'Bludget Day' bludgeoning is top Twitter
ON Twitter, they had tagged it as the 'Bludget' after Marian Finucane stumbled over the word 'budget' a couple of weeks back.
And it seemed apt, as the majority of those in the Irish political community on the internet yesterday evening felt that there was blood on the Dail carpet, mostly theirs.
We were bludgeoned.
"They targeted the most vulnerable while letting TDs' backpockets, the public service, property developers and bankers get away with murder," one poster, Likely Lad, on politics.ie maintained.
"Simply, they've set everything up for the IMF to do the dirty work they won't do when the State is bankrupt this August/September. Today is the death of Ireland, this was our last chance, it's over."

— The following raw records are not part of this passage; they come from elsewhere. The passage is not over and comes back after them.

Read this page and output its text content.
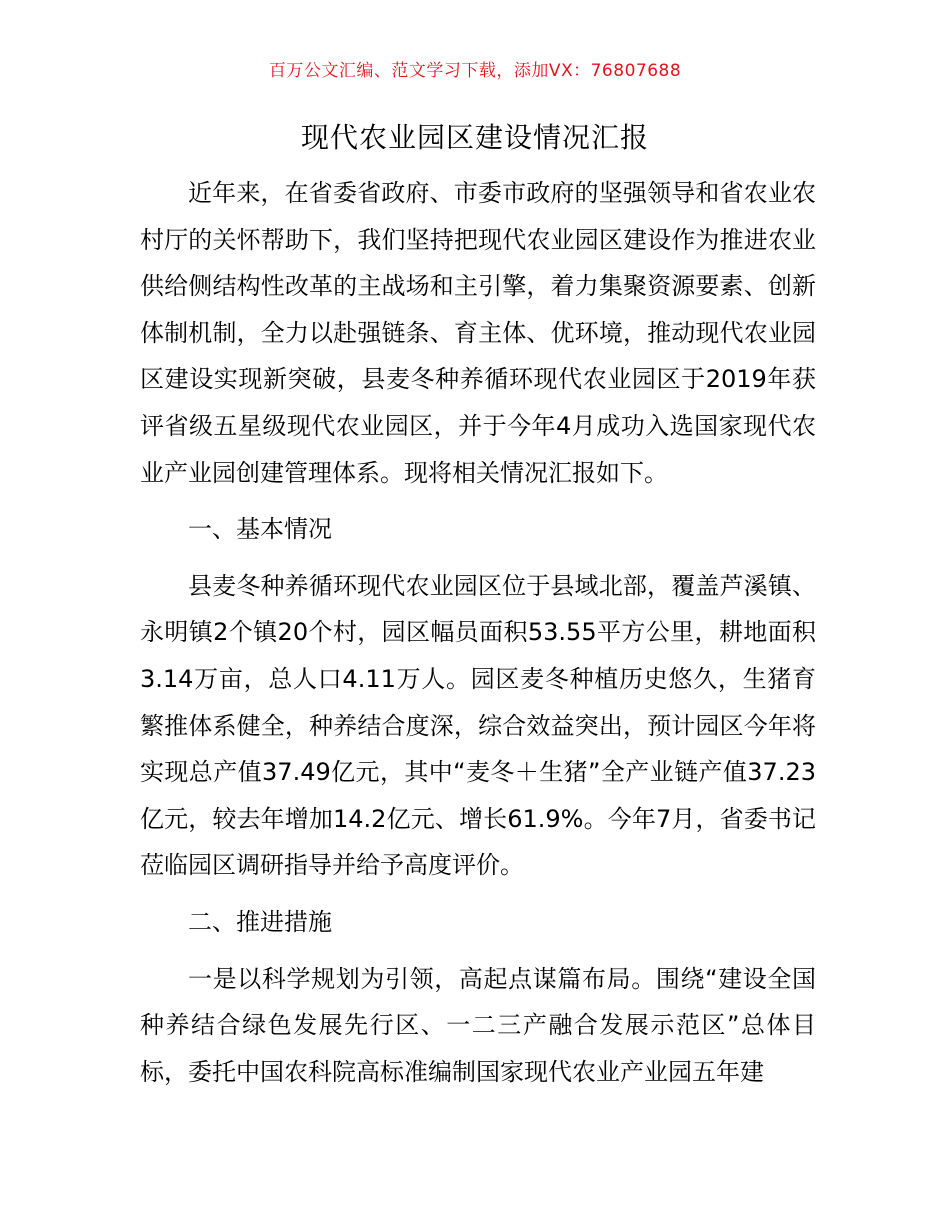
百万公文汇编、范文学习下载，添加VX：76807688
现代农业园区建设情况汇报

近年来，在省委省政府、市委市政府的坚强领导和省农业农村厅的关怀帮助下，我们坚持把现代农业园区建设作为推进农业供给侧结构性改革的主战场和主引擎，着力集聚资源要素、创新体制机制，全力以赴强链条、育主体、优环境，推动现代农业园区建设实现新突破，县麦冬种养循环现代农业园区于2019年获评省级五星级现代农业园区，并于今年4月成功入选国家现代农业产业园创建管理体系。现将相关情况汇报如下。

一、基本情况

县麦冬种养循环现代农业园区位于县域北部，覆盖芦溪镇、永明镇2个镇20个村，园区幅员面积53.55平方公里，耕地面积3.14万亩，总人口4.11万人。园区麦冬种植历史悠久，生猪育繁推体系健全，种养结合度深，综合效益突出，预计园区今年将实现总产值37.49亿元，其中“麦冬＋生猪”全产业链产值37.23亿元，较去年增加14.2亿元、增长61.9%。今年7月，省委书记莅临园区调研指导并给予高度评价。

二、推进措施

一是以科学规划为引领，高起点谋篇布局。围绕“建设全国种养结合绿色发展先行区、一二三产融合发展示范区”总体目标，委托中国农科院高标准编制国家现代农业产业园五年建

Uplifting stuff and, truth be told, it was almost impossible to find a kind word about Brian Lenihan's Bludget anywhere, despite it being one of the top topics on Twitter and despite politics.ie reporting its highest-ever number of users yesterday.
Santa
This one was hard to digest, even when reduced to the 140-character limit on Twitter. "Brian Lenihan has quite literally cancelled Santa Claus ... it'd be hilarious if it wasn't so true," Mark Coughlan said in response to the cancellation of the extra payment to social welfare recipients at Christmas.
But not everyone had as much sympathy.
"I have a couple of friends who are long-time claimers (due to being able to survive on the dole and not looking for work very hard), and they call it 'double dole' with a laugh and a grin," Doubs said on boards.ie.

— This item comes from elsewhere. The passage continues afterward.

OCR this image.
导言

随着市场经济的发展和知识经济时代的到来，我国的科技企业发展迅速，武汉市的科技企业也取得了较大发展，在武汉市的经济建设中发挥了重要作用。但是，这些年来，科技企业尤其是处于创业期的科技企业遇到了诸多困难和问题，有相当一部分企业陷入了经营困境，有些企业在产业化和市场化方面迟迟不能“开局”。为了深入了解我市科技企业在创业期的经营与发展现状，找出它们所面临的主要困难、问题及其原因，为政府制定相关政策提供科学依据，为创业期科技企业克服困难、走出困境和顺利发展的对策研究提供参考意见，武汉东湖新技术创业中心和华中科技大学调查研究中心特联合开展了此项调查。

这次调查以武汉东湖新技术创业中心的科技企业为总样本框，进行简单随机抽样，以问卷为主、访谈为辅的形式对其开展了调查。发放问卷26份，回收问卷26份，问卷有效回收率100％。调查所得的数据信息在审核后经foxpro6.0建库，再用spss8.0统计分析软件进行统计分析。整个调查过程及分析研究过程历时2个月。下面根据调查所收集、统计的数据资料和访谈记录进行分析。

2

Among the main talking points on all political sites were the 25c rise in cigarette prices, the cut in rent allowance, and the fact that Mr Lenihan appeared to be putting a lot of measures off until the next Budget. The €80bn and the asset management company were perhaps too big to form a quick coherent opinion.
Everything else was heavily criticised, as was Mr Lenihan himself, and the Government as a whole. It seems everyone has an opinion on this one, and more than ever they turned to the internet to vent their frustration.
"Twitter is lagging," Eolai observed.
"Has it been taxed?" That might have been funny a year ago, now it's a possibility. Another poster claimed that the increasingly regular Budgets should carry advertising as a new revenue stream. Perhaps the Canadian jobs fair is interested?